2) Print a useful error message.
We've just rewritten the Win32 interface (using GreenCard 2). This
revised interface (which isn't ready for release yet) gives much
better error messages - we can make sure that we actually disp0lay them
on the screen.
3) Change the semantics of polyline so that lists of 0 or 1 Points do
nothing rather than producing an error.
This is easy to implement - the only question is whether it is the
Right Thing to do. Would this mask genuine programming errors
(leading to confusion) or would it lead to a simpler graphics
calculus?
In this case, I think it's probably the right thing to do. For bezier's
(which require something like 3n+1 points), we should probably
continue to raise an error code.
> - Suppose I want to draw a program who prints infinite lines
> (until I type interrupt it). For example:
>
> doLines = [line p1 p2 |(p1,p2) <- zip pts (tail pts) ]
> where pts = map f [0..]
> f x = (x+1,x+1)
>
> How can I print then on the screen. I tried with "overMany" but it tries
> to evaluate the list and it doesn't print anything.
The graphics library draws the entire picture and then bitblts it onto
the screen in one go. Since your picture contains an infinite number
of lines, it obviously takes an infinite amount of time to draw it.
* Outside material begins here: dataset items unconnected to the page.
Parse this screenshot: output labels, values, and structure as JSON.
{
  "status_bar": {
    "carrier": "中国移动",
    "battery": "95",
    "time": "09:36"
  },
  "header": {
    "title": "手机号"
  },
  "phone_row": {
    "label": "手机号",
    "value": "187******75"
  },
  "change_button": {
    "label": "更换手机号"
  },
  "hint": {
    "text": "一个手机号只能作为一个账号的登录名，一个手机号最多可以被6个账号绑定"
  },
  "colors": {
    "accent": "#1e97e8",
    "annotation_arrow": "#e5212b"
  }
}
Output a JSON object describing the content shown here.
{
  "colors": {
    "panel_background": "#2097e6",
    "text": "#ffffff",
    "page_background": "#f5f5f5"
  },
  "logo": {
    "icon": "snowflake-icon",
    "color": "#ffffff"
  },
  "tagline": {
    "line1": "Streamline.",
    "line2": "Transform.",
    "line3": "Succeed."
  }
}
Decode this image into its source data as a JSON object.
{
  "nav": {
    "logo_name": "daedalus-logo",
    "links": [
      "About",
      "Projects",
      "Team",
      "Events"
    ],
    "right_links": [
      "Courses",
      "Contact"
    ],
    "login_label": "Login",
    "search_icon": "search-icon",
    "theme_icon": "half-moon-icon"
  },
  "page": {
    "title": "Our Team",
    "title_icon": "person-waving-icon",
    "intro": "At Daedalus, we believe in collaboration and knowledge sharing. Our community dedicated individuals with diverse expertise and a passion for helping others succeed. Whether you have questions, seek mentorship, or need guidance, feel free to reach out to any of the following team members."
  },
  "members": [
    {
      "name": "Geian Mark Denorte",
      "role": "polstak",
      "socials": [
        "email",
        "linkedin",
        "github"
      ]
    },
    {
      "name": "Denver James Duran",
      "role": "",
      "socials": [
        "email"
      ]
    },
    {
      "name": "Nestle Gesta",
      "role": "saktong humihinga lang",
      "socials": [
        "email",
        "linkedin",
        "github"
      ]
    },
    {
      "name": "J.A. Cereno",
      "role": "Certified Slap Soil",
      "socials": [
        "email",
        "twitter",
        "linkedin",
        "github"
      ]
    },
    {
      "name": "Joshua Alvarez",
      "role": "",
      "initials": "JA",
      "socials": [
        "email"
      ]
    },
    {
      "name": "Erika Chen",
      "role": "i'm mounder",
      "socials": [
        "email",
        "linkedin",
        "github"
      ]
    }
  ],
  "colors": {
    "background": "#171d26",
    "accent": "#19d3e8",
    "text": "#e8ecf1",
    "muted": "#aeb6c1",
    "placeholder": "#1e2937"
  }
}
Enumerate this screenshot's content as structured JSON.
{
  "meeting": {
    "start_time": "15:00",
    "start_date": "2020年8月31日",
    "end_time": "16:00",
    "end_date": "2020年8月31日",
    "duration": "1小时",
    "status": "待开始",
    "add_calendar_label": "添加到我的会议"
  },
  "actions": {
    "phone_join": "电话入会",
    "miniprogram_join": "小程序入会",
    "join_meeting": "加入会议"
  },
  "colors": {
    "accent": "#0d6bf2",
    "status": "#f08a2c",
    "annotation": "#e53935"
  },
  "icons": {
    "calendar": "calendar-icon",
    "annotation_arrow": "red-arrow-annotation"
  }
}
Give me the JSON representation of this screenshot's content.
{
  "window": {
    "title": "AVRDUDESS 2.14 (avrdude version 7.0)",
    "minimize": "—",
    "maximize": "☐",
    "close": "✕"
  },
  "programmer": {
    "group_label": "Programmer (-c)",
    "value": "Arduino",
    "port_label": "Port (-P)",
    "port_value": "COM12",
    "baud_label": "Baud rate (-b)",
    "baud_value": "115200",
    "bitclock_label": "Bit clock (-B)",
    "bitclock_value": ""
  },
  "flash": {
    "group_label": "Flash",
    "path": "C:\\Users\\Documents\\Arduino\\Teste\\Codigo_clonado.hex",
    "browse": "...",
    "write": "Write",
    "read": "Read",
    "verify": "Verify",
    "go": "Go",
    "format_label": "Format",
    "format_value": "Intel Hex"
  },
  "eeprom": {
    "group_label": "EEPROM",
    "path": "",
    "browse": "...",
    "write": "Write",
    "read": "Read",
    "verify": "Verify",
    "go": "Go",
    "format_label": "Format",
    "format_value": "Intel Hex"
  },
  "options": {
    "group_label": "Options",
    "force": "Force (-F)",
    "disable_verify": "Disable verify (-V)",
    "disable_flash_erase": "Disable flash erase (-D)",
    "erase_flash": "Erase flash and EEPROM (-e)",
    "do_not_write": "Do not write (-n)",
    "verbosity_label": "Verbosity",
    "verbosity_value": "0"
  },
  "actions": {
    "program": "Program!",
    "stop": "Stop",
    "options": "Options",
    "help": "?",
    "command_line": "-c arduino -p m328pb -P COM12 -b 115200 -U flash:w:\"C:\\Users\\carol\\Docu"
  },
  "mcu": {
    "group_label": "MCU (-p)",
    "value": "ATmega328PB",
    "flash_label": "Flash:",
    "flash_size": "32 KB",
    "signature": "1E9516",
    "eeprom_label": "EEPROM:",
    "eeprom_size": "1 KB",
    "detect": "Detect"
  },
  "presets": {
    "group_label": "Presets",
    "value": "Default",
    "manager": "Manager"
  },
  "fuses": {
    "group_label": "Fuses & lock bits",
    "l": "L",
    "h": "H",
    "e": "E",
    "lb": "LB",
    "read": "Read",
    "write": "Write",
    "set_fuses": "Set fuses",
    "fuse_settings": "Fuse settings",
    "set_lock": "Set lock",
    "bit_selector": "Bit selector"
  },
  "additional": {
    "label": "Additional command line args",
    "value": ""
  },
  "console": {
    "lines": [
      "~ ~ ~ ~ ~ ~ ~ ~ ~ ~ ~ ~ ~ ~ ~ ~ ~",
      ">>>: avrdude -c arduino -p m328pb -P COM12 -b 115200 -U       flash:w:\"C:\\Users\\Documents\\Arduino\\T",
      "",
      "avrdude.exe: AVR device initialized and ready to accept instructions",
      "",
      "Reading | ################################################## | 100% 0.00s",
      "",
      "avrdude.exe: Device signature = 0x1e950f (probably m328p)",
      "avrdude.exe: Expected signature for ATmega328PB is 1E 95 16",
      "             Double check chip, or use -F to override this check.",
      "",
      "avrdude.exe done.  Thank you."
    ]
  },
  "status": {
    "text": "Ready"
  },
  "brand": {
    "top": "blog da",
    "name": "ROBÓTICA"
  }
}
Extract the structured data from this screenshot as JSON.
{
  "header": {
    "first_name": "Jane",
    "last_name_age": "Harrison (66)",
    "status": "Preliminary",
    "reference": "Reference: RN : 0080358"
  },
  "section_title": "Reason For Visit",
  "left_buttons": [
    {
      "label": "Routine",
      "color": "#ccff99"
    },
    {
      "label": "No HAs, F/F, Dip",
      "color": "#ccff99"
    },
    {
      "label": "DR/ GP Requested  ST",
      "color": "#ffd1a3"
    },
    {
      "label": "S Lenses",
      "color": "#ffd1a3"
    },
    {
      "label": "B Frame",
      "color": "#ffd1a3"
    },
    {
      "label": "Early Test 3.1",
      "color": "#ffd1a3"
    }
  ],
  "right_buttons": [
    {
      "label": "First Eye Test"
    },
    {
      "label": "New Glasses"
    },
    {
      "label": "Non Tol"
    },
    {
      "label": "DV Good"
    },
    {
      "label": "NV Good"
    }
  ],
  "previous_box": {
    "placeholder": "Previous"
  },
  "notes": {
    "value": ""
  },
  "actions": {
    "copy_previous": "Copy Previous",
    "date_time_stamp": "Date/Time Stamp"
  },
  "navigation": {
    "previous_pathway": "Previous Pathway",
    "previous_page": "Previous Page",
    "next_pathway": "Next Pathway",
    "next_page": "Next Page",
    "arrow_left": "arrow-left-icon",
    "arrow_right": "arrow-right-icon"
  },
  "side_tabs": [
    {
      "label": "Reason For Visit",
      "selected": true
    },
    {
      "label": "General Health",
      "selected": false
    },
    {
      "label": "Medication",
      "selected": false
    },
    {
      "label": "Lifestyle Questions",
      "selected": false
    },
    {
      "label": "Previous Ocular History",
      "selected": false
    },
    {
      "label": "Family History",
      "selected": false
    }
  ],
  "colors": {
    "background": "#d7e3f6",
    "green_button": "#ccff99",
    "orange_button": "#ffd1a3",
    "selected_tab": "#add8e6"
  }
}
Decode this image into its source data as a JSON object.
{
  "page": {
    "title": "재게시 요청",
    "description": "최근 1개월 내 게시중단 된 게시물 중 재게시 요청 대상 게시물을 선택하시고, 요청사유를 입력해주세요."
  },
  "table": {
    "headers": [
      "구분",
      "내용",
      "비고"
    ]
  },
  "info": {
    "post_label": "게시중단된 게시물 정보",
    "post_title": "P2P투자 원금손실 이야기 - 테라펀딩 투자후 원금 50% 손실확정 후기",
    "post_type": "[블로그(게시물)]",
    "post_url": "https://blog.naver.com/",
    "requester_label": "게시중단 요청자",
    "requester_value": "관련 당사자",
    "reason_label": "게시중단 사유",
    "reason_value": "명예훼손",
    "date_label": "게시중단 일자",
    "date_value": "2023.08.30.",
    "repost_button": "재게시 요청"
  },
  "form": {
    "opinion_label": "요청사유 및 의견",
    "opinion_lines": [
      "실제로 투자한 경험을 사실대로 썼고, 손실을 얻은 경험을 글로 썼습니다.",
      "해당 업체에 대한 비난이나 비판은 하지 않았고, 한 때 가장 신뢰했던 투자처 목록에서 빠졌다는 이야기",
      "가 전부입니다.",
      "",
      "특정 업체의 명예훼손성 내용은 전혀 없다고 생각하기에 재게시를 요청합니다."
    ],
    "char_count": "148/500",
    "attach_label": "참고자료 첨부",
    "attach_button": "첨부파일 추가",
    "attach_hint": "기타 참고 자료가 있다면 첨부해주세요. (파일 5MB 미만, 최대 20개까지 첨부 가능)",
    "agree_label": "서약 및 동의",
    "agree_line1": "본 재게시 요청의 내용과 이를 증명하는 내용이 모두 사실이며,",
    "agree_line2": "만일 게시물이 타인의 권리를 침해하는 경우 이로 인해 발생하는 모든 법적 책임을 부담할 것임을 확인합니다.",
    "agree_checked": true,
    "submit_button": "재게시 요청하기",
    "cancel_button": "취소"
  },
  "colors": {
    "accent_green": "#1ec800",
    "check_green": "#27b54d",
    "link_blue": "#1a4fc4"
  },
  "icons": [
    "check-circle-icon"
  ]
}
The right approach is to use not just one picture but a sequence of
pictures which you draw to the screen at regular intervals.
Sadly, "animations" like this aren't very well supported by the
graphics library - as the picture gets bigger and bigger, the redraw
time will get longer and longer. We could have avoided this problem
by buffering Pictures in a bitmap (and using a different
implementation for addToPicture) - but that wouldn't allow us to
resize windows.
The only way we can see of fixing these problems is to expose more of
the underlying machinery (bitmaps, device contexts, etc) and abandon
the simple declarative semantics of Pictures in favour of a purely
operational semantics.
Alastair
ps If it's animations you're wanting, give Fran a shot - it was designed
for the purpose.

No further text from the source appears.